余波未平(1/5)
白芊红翻回官宅院墙的时候,夜已经深到了最暗的那一段。
月亮歪到了西边,光也懒了,照什么都只照半张脸。
院子里那棵老榆树的影子斜斜地铺在夯土地面上,风一吹就碎成一片乱晃的碎银子。
她落地的声音很轻。
靴底碰了一下地面,膝盖微微一弯就把力道卸干净了。紫色劲装的衣摆在夜风里荡了一下,随即垂落贴住小腿。
然后她贴着墙根走到客房窗前,伸手一撑,整个人便如同一尾鲤鱼般滑了进去。动作干脆利落,连窗扇都没碰响。
客房里黑黢黢的。她站在黑暗里等了片刻,等眼睛适应了这股黑。
然后她的眉头拧了起来。
没有人。
连晋竟然不在她的客房里埋伏她。
空气中没有男人身上那股皮革和铁锈混在一起的味道——他根本没来过。
白芊红站在黑暗里,把这件事在脑子里翻了一遍。
连晋是戌时尾出去的,现在已经是丑时了。
整整四个时辰——他去探个左右宫,需要四个时辰?
她不认为连晋会半路拐去别的地方。
在废丘他没有任何别的地方可去,也没有任何别的人值得他半夜三更去找。
他今晚的目标只有一个,就是那座他白天被韩沥的话勾起了逆反心的西周旧宫。
那么——他还没回来。
白芊红走到床边,她没有点灯。
在黑暗中坐下来,把双手交叠在膝上,手指无意识地搓了一下袖口的绲边。
左右宫里面究竟有什么?
韩沥白天在马车上说那话的时候,她也在场。
她记得韩沥的原话——“我是听了谷县丞的话,转述给连晋和你而已。我自己这大半个月就没去过那里。”
她信了。
不是因为韩沥的表情有多诚恳——而是因为城外那段对话里,韩沥说了另一句话。
“我的人和物不在左右宫。”
注意,是“我的人和物”。
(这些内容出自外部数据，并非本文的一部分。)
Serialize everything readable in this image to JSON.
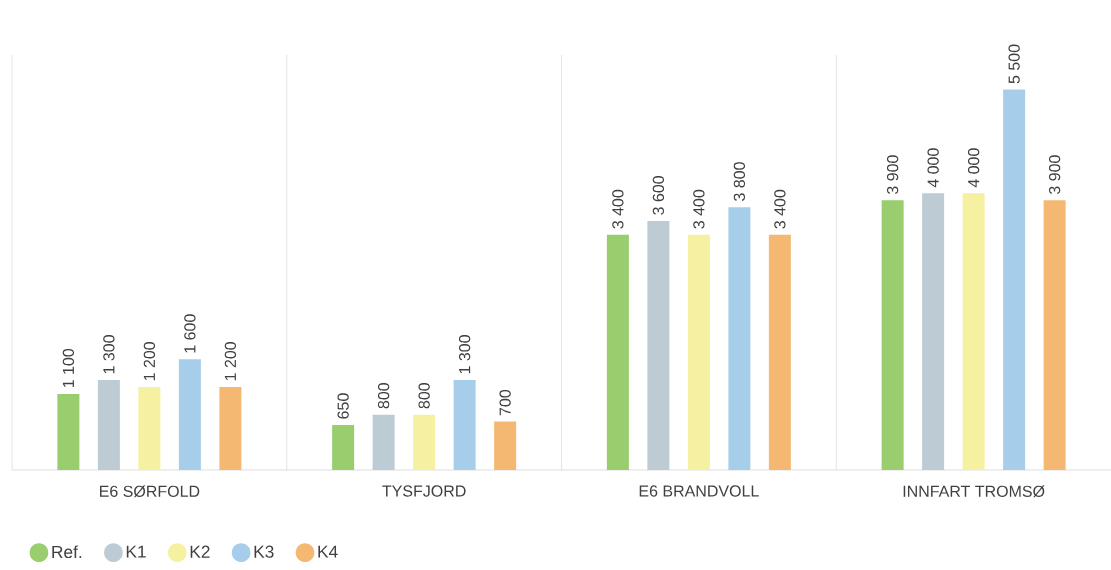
{
  "chart_data": {
    "type": "bar",
    "categories": [
      "E6 SØRFOLD",
      "TYSFJORD",
      "E6 BRANDVOLL",
      "INNFART TROMSØ"
    ],
    "ylim": [
      0,
      6000
    ],
    "tick_labels": "x",
    "legend": "bottom",
    "series": [
      {
        "name": "Ref.",
        "color": "#99cd6e",
        "values": [
          1100,
          650,
          3400,
          3900
        ],
        "value_labels": [
          "1 100",
          "650",
          "3 400",
          "3 900"
        ]
      },
      {
        "name": "K1",
        "color": "#bdcbd4",
        "values": [
          1300,
          800,
          3600,
          4000
        ],
        "value_labels": [
          "1 300",
          "800",
          "3 600",
          "4 000"
        ]
      },
      {
        "name": "K2",
        "color": "#f6f1a0",
        "values": [
          1200,
          800,
          3400,
          4000
        ],
        "value_labels": [
          "1 200",
          "800",
          "3 400",
          "4 000"
        ]
      },
      {
        "name": "K3",
        "color": "#a6cdea",
        "values": [
          1600,
          1300,
          3800,
          5500
        ],
        "value_labels": [
          "1 600",
          "1 300",
          "3 800",
          "5 500"
        ]
      },
      {
        "name": "K4",
        "color": "#f4b872",
        "values": [
          1200,
          700,
          3400,
          3900
        ],
        "value_labels": [
          "1 200",
          "700",
          "3 400",
          "3 900"
        ]
      }
    ]
  }
}
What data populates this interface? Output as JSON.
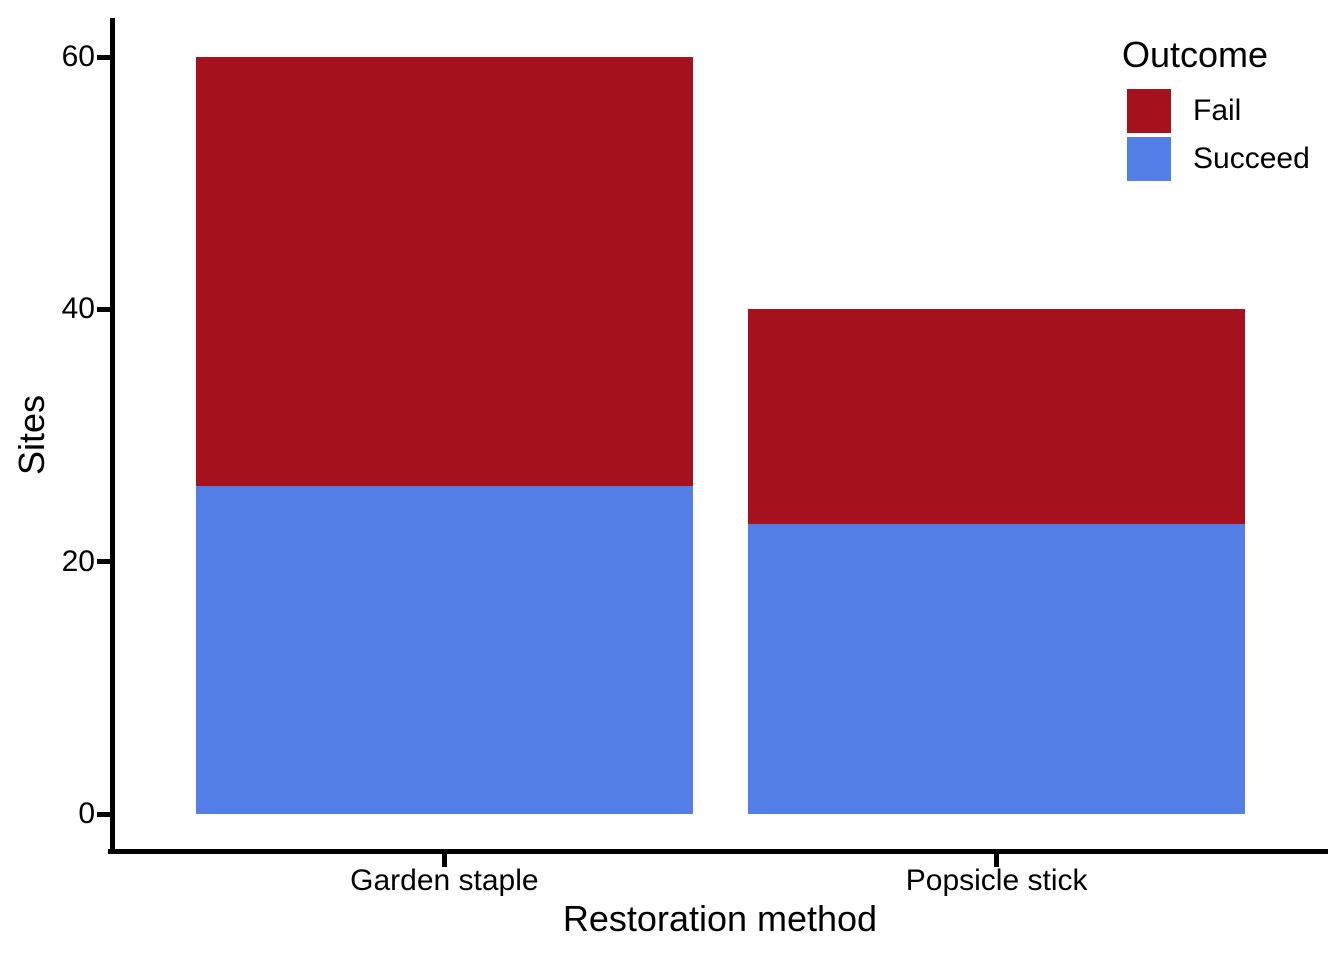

他没说“不属于他的人或物有没有放在那里”。
白芊红当时就听出了这个语言缝隙,但她没有追问。
现在这个缝隙变成了一道深不见底的沟,连晋正趴在那道沟底下,连个声都传不回来。
她在黑暗里把嘴唇抿成一条线。
连晋如果死了——那韩沥就真的很难撇清关系。
一个县尉在上任当天夜里死在废丘的两座旧宫殿里,这件事不管怎么查,最终都会落到县令头上。
但那也是韩沥的问题,不是她的。
而且说句实在话——如果连晋真出了事,她反而能借这个机会看清那个“不属于韩沥麾下、但占据了左右宫的第三方”到底是个什么力量。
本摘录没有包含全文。